Understanding Fulfilment Journey

A diary study to uncover the experience of the wholesale e-commerce customers overtime

Project type: Discovery Qualitative Research (Diary Study)

Period: Over the course of 6 weeks commencing May 2023

My Role and Team: A project leader in a team of 3 user researchers

1.The project background

When I joined the fulfilment squad at an e-commerce company, I found that data on order tracking within the app was fragmented, and there was no existing research on customers' fulfilment journeys.

As a product designer, I organised a workshop with the research lead, squad product owner, and developers to collaboratively map out the complex fulfilment journeys from the customers’ perspective. We documented our assumptions, surfaced what we thought we knew, and gathered each team member’s research questions.

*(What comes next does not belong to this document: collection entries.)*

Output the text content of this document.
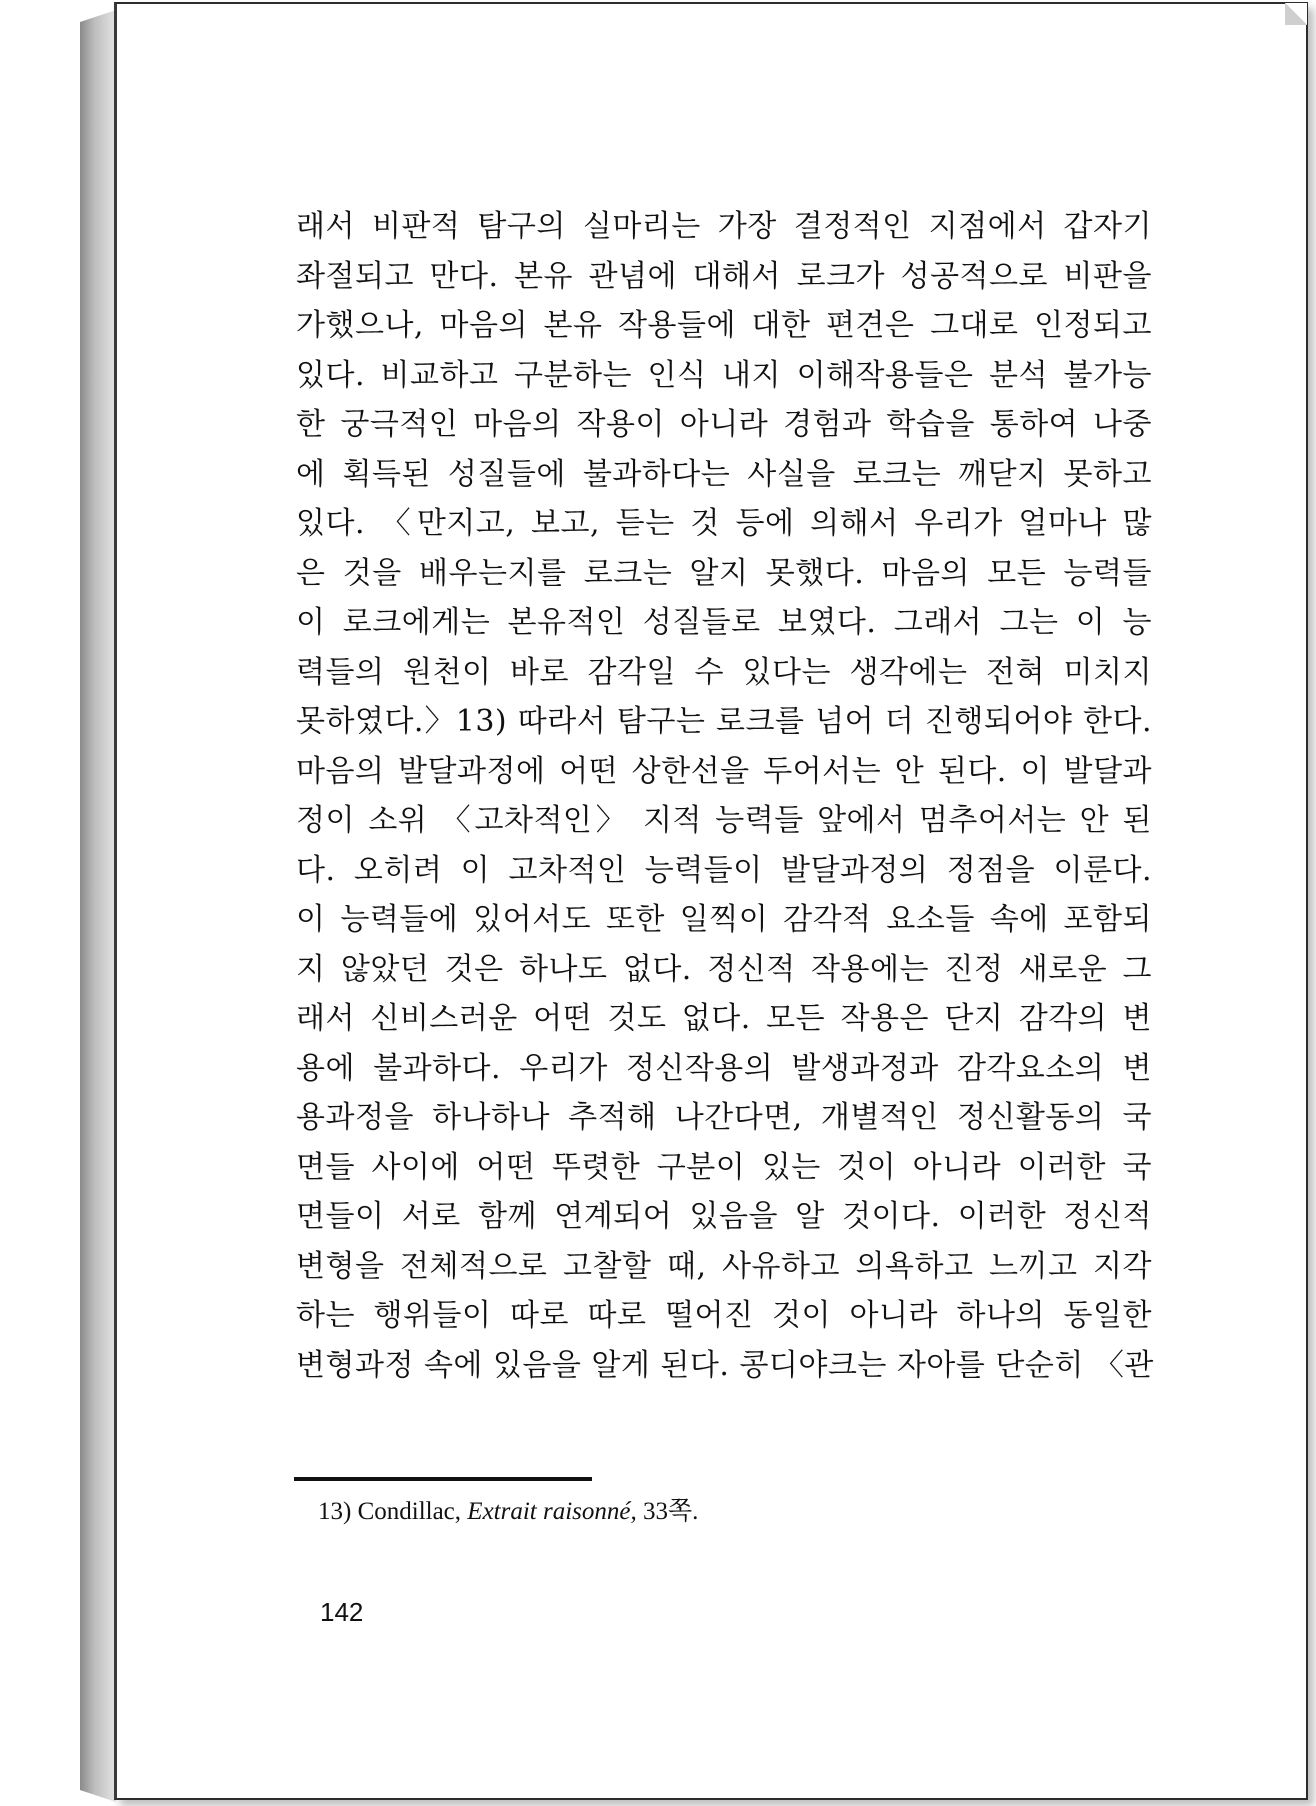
래서 비판적 탐구의 실마리는 가장 결정적인 지점에서 갑자기
좌절되고 만다. 본유 관념에 대해서 로크가 성공적으로 비판을
가했으나, 마음의 본유 작용들에 대한 편견은 그대로 인정되고
있다. 비교하고 구분하는 인식 내지 이해작용들은 분석 불가능
한 궁극적인 마음의 작용이 아니라 경험과 학습을 통하여 나중
에 획득된 성질들에 불과하다는 사실을 로크는 깨닫지 못하고
있다. 〈만지고, 보고, 듣는 것 등에 의해서 우리가 얼마나 많
은 것을 배우는지를 로크는 알지 못했다. 마음의 모든 능력들
이 로크에게는 본유적인 성질들로 보였다. 그래서 그는 이 능
력들의 원천이 바로 감각일 수 있다는 생각에는 전혀 미치지
못하였다.〉13) 따라서 탐구는 로크를 넘어 더 진행되어야 한다.
마음의 발달과정에 어떤 상한선을 두어서는 안 된다. 이 발달과
정이 소위 〈고차적인〉 지적 능력들 앞에서 멈추어서는 안 된
다. 오히려 이 고차적인 능력들이 발달과정의 정점을 이룬다.
이 능력들에 있어서도 또한 일찍이 감각적 요소들 속에 포함되
지 않았던 것은 하나도 없다. 정신적 작용에는 진정 새로운 그
래서 신비스러운 어떤 것도 없다. 모든 작용은 단지 감각의 변
용에 불과하다. 우리가 정신작용의 발생과정과 감각요소의 변
용과정을 하나하나 추적해 나간다면, 개별적인 정신활동의 국
면들 사이에 어떤 뚜렷한 구분이 있는 것이 아니라 이러한 국
면들이 서로 함께 연계되어 있음을 알 것이다. 이러한 정신적
변형을 전체적으로 고찰할 때, 사유하고 의욕하고 느끼고 지각
하는 행위들이 따로 따로 떨어진 것이 아니라 하나의 동일한
변형과정 속에 있음을 알게 된다. 콩디야크는 자아를 단순히 〈관
13) Condillac, Extrait raisonné, 33쪽.
142
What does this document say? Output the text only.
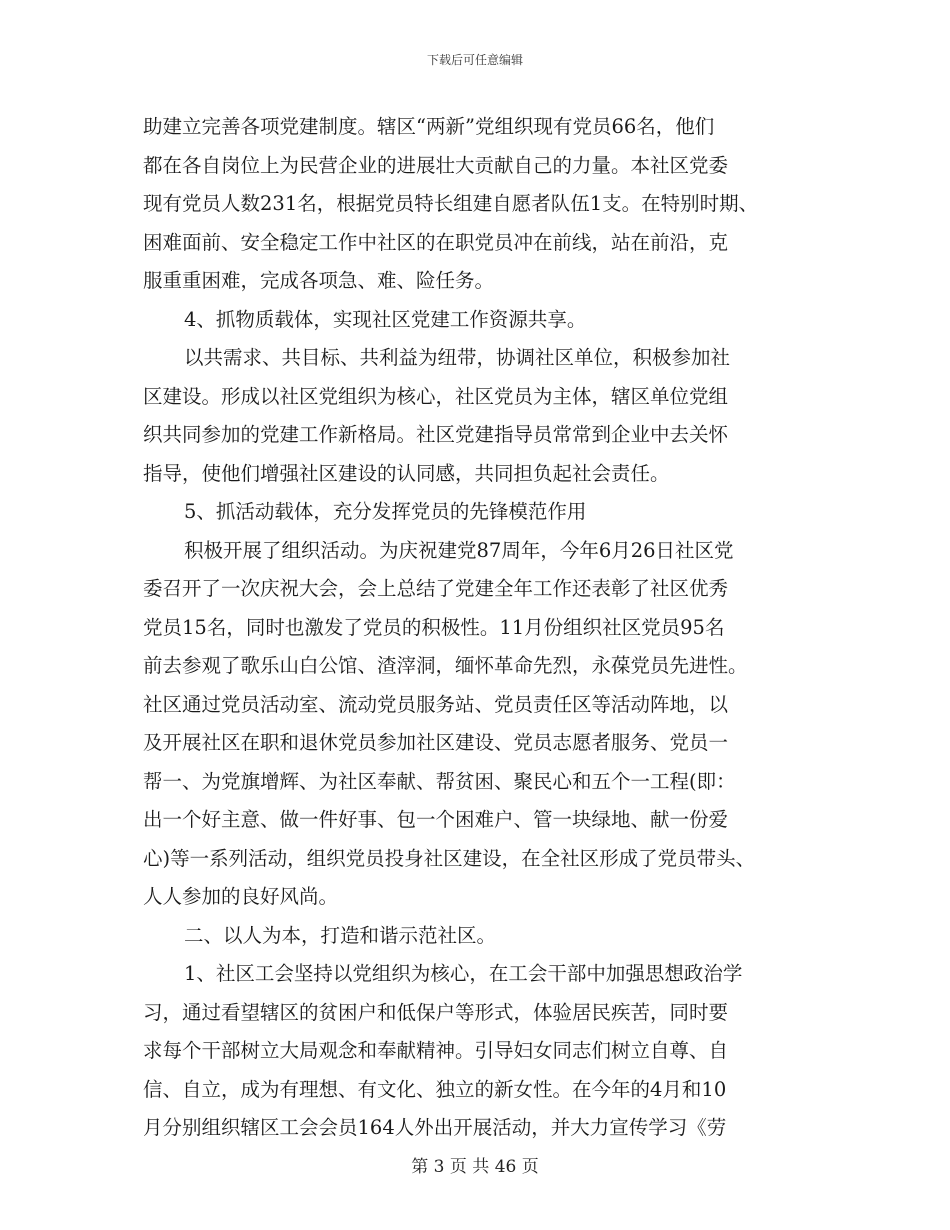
下载后可任意编辑
助建立完善各项党建制度。辖区“两新”党组织现有党员66名，他们
都在各自岗位上为民营企业的进展壮大贡献自己的力量。本社区党委
现有党员人数231名，根据党员特长组建自愿者队伍1支。在特别时期、
困难面前、安全稳定工作中社区的在职党员冲在前线，站在前沿，克
服重重困难，完成各项急、难、险任务。
4、抓物质载体，实现社区党建工作资源共享。
以共需求、共目标、共利益为纽带，协调社区单位，积极参加社
区建设。形成以社区党组织为核心，社区党员为主体，辖区单位党组
织共同参加的党建工作新格局。社区党建指导员常常到企业中去关怀
指导，使他们增强社区建设的认同感，共同担负起社会责任。
5、抓活动载体，充分发挥党员的先锋模范作用
积极开展了组织活动。为庆祝建党87周年，今年6月26日社区党
委召开了一次庆祝大会，会上总结了党建全年工作还表彰了社区优秀
党员15名，同时也激发了党员的积极性。11月份组织社区党员95名
前去参观了歌乐山白公馆、渣滓洞，缅怀革命先烈，永葆党员先进性。
社区通过党员活动室、流动党员服务站、党员责任区等活动阵地，以
及开展社区在职和退休党员参加社区建设、党员志愿者服务、党员一
帮一、为党旗增辉、为社区奉献、帮贫困、聚民心和五个一工程(即：
出一个好主意、做一件好事、包一个困难户、管一块绿地、献一份爱
心)等一系列活动，组织党员投身社区建设，在全社区形成了党员带头、
人人参加的良好风尚。
二、以人为本，打造和谐示范社区。
1、社区工会坚持以党组织为核心，在工会干部中加强思想政治学
习，通过看望辖区的贫困户和低保户等形式，体验居民疾苦，同时要
求每个干部树立大局观念和奉献精神。引导妇女同志们树立自尊、自
信、自立，成为有理想、有文化、独立的新女性。在今年的4月和10
月分别组织辖区工会会员164人外出开展活动，并大力宣传学习《劳
第 3 页 共 46 页
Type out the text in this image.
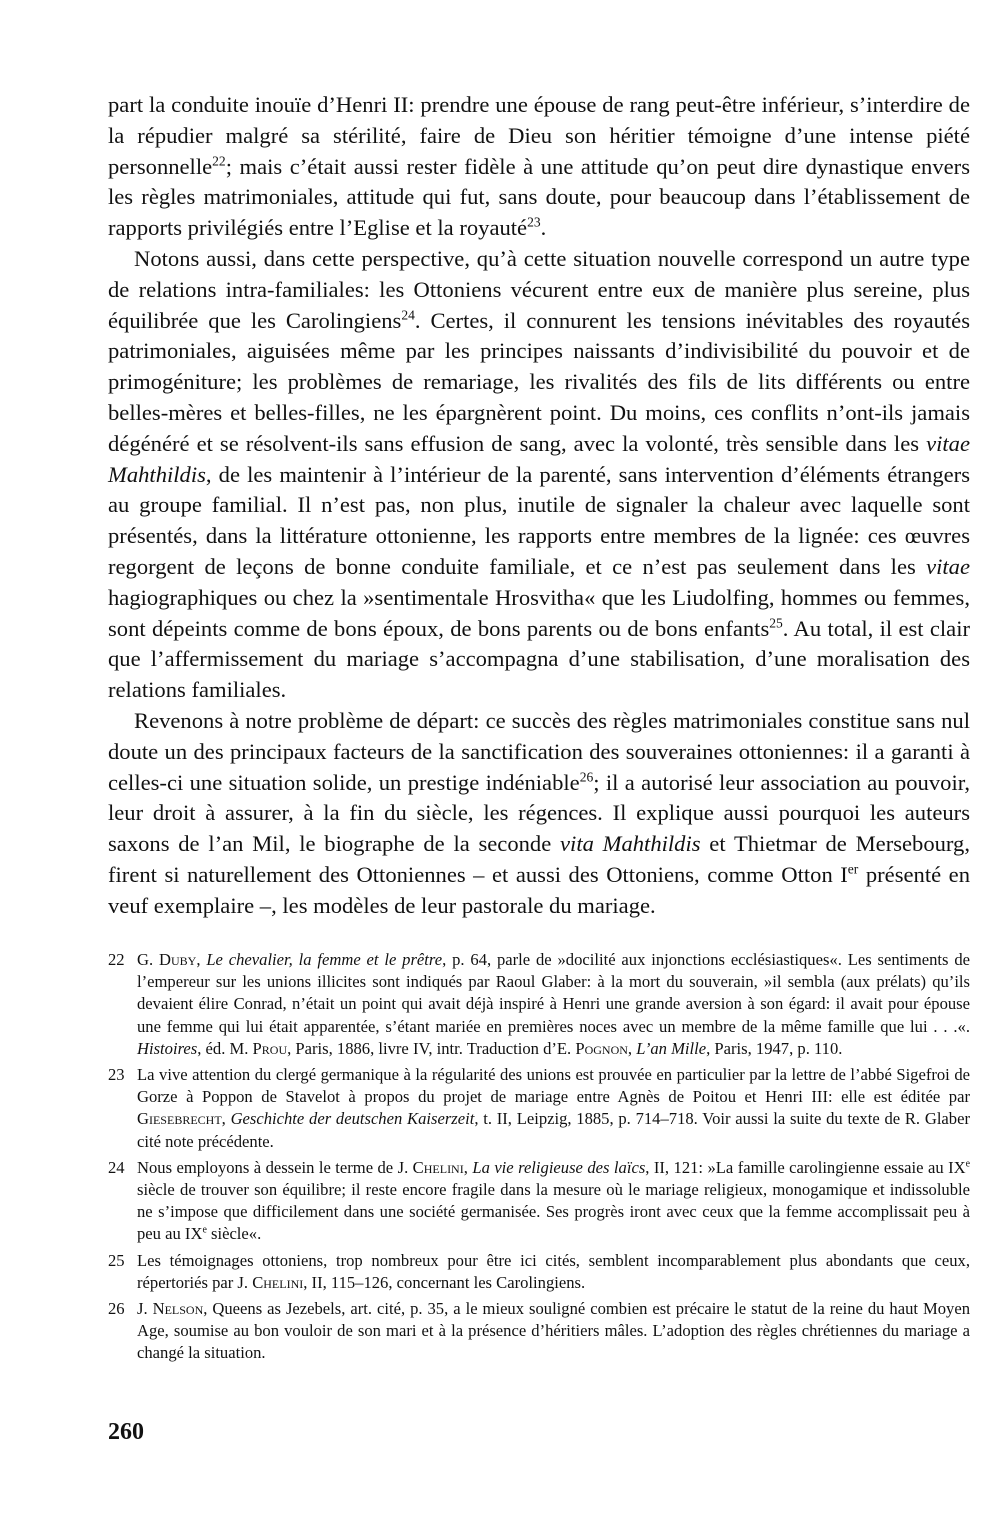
part la conduite inouïe d’Henri II: prendre une épouse de rang peut-être inférieur, s’interdire de la répudier malgré sa stérilité, faire de Dieu son héritier témoigne d’une intense piété personnelle$^{22}$; mais c’était aussi rester fidèle à une attitude qu’on peut dire dynastique envers les règles matrimoniales, attitude qui fut, sans doute, pour beaucoup dans l’établissement de rapports privilégiés entre l’Eglise et la royauté$^{23}$.

Notons aussi, dans cette perspective, qu’à cette situation nouvelle correspond un autre type de relations intra-familiales: les Ottoniens vécurent entre eux de manière plus sereine, plus équilibrée que les Carolingiens$^{24}$. Certes, il connurent les tensions inévitables des royautés patrimoniales, aiguisées même par les principes naissants d’indivisibilité du pouvoir et de primogéniture; les problèmes de remariage, les rivalités des fils de lits différents ou entre belles-mères et belles-filles, ne les épargnèrent point. Du moins, ces conflits n’ont-ils jamais dégénéré et se résolvent-ils sans effusion de sang, avec la volonté, très sensible dans les vitae Mahthildis, de les maintenir à l’intérieur de la parenté, sans intervention d’éléments étrangers au groupe familial. Il n’est pas, non plus, inutile de signaler la chaleur avec laquelle sont présentés, dans la littérature ottonienne, les rapports entre membres de la lignée: ces œuvres regorgent de leçons de bonne conduite familiale, et ce n’est pas seulement dans les vitae hagiographiques ou chez la »sentimentale Hrosvitha« que les Liudolfing, hommes ou femmes, sont dépeints comme de bons époux, de bons parents ou de bons enfants$^{25}$. Au total, il est clair que l’affermissement du mariage s’accompagna d’une stabilisation, d’une moralisation des relations familiales.

Revenons à notre problème de départ: ce succès des règles matrimoniales constitue sans nul doute un des principaux facteurs de la sanctification des souveraines ottoniennes: il a garanti à celles-ci une situation solide, un prestige indéniable$^{26}$; il a autorisé leur association au pouvoir, leur droit à assurer, à la fin du siècle, les régences. Il explique aussi pourquoi les auteurs saxons de l’an Mil, le biographe de la seconde vita Mahthildis et Thietmar de Mersebourg, firent si naturellement des Ottoniennes – et aussi des Ottoniens, comme Otton Ier présenté en veuf exemplaire –, les modèles de leur pastorale du mariage.

22 G. Duby, Le chevalier, la femme et le prêtre, p. 64, parle de »docilité aux injonctions ecclésiastiques«. Les sentiments de l’empereur sur les unions illicites sont indiqués par Raoul Glaber: à la mort du souverain, »il sembla (aux prélats) qu’ils devaient élire Conrad, n’était un point qui avait déjà inspiré à Henri une grande aversion à son égard: il avait pour épouse une femme qui lui était apparentée, s’étant mariée en premières noces avec un membre de la même famille que lui . . .«. Histoires, éd. M. Prou, Paris, 1886, livre IV, intr. Traduction d’E. Pognon, L’an Mille, Paris, 1947, p. 110.
23 La vive attention du clergé germanique à la régularité des unions est prouvée en particulier par la lettre de l’abbé Sigefroi de Gorze à Poppon de Stavelot à propos du projet de mariage entre Agnès de Poitou et Henri III: elle est éditée par Giesebrecht, Geschichte der deutschen Kaiserzeit, t. II, Leipzig, 1885, p. 714–718. Voir aussi la suite du texte de R. Glaber cité note précédente.
24 Nous employons à dessein le terme de J. Chelini, La vie religieuse des laïcs, II, 121: »La famille carolingienne essaie au IXe siècle de trouver son équilibre; il reste encore fragile dans la mesure où le mariage religieux, monogamique et indissoluble ne s’impose que difficilement dans une société germanisée. Ses progrès iront avec ceux que la femme accomplissait peu à peu au IXe siècle«.
25 Les témoignages ottoniens, trop nombreux pour être ici cités, semblent incomparablement plus abondants que ceux, répertoriés par J. Chelini, II, 115–126, concernant les Carolingiens.
26 J. Nelson, Queens as Jezebels, art. cité, p. 35, a le mieux souligné combien est précaire le statut de la reine du haut Moyen Age, soumise au bon vouloir de son mari et à la présence d’héritiers mâles. L’adoption des règles chrétiennes du mariage a changé la situation.
260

Through this process, we uncovered many unknowns and ambiguous problem areas that hindered our ability to design effective improvements. We agreed that foundational research was essential to close these knowledge gaps. Our research objective became to understand the end-to-end process, pinpoint moments of customer frustration, and learn how they navigated the issues they encountered.

2. The methodology

The PLATFORM

Doing a diary study is a rather new concept amongst Thai UX research community, as they can carries challenge of data collection consistency, with Thai participants’s tendency to require more frequent prompts for data submission. Aware of this challenge, we decided to use LINE, as a main communication channel between researchers and participants, of which also acted as a diary submission platform.

The HOW and WHO

Given that post-purchase journeys encompass various sub-journeys like order tracking, returns, refunds, and customer service interaction, I proposed conducting a month-long diary study with frequent buyers to capture this holistic experience across 3 main user groups; the food retailers, restaurant owners, and pro consumer (individual buyer).

3. Data collection and analysis

Collaborative insight analysis

We created a data collection board on Miro to capture an overview of the participants' experiences over a one-month period. Each researcher would come to put down key activities, remarks, emotions, and put sticky notes of what they have noticed.

After each week, we came together for a debrief session and cross-analysis. The board served as our space to discuss the commonality and differences of the issues found. As a result, we had fresh insight weekly to deliver in the product meeting session.

Diary prompt and follow up with participants

The team set up prompt schedule to ensure the customers submit their entries weekly. Once data is submitted, each researcher has their own "focus participants" they can analyse and find key insight on their own, while follow up with the participants when necessary.

New insights and evidence

  • manual process invented by users to track missing products (e.g. external communication channel and artefacts like paper to track down and keep progress)

  • how refund processes of different payment types are not intuitive, and require active actions from the users

  • how little the users use order tracking feature in app, due to their unreliability and not up to expected frequency

4. The findings and outcome

Assumption validation

We observed common behaviour patterns and pain points across different user groups. By creating a heatmap to track problem frequency over time (with darker red indicating higher frequency), we validated our assumptions around issues like surprised out-of-stock situations and non-streamlined delivery events stemming from unreliable driver journeys.

The first foundational research for the product roadmap

These findings were shared and discussed with the post-purchase squad, leading to roadmap prioritisation sessions involving UX researchers, product owners, and tech leads.

5. My personal takeaways

1) Fulfilment is both a process and a feeling

This project illuminated how fulfilment is not just a destination but an evolving journey with peaks and valleys. Recognising this as both a process and an emotional experience helped shift the focus from creating purely outcome-driven solutions to ones that support users throughout their journey. This shift is a reminder to consider the journey’s emotional highs and lows when designing for meaningful, lasting user engagement.

2) Collaboration Multiplies Perspectives

Working closely with other researchers brought diverse perspectives to the project, from data analysis to storytelling. Collaborating with team members who approach the user journey from different angles enriched our understanding and led to more holistic solutions. This project underscored how diverse input can shape more comprehensive and empathetic outcomes.

3) Diary studies can be challenging but rewarding

Conducting a diary study proved to be a unique challenge, as this method is relatively new in Thailand’s research landscape. However, using familiar communication channels like LINE made it easier for participants to engage regularly, bridging the gap between their daily lives and the research process. This experience highlighted the value of adapting research methods to cultural contexts and using accessible tools to enhance participant comfort and data richness.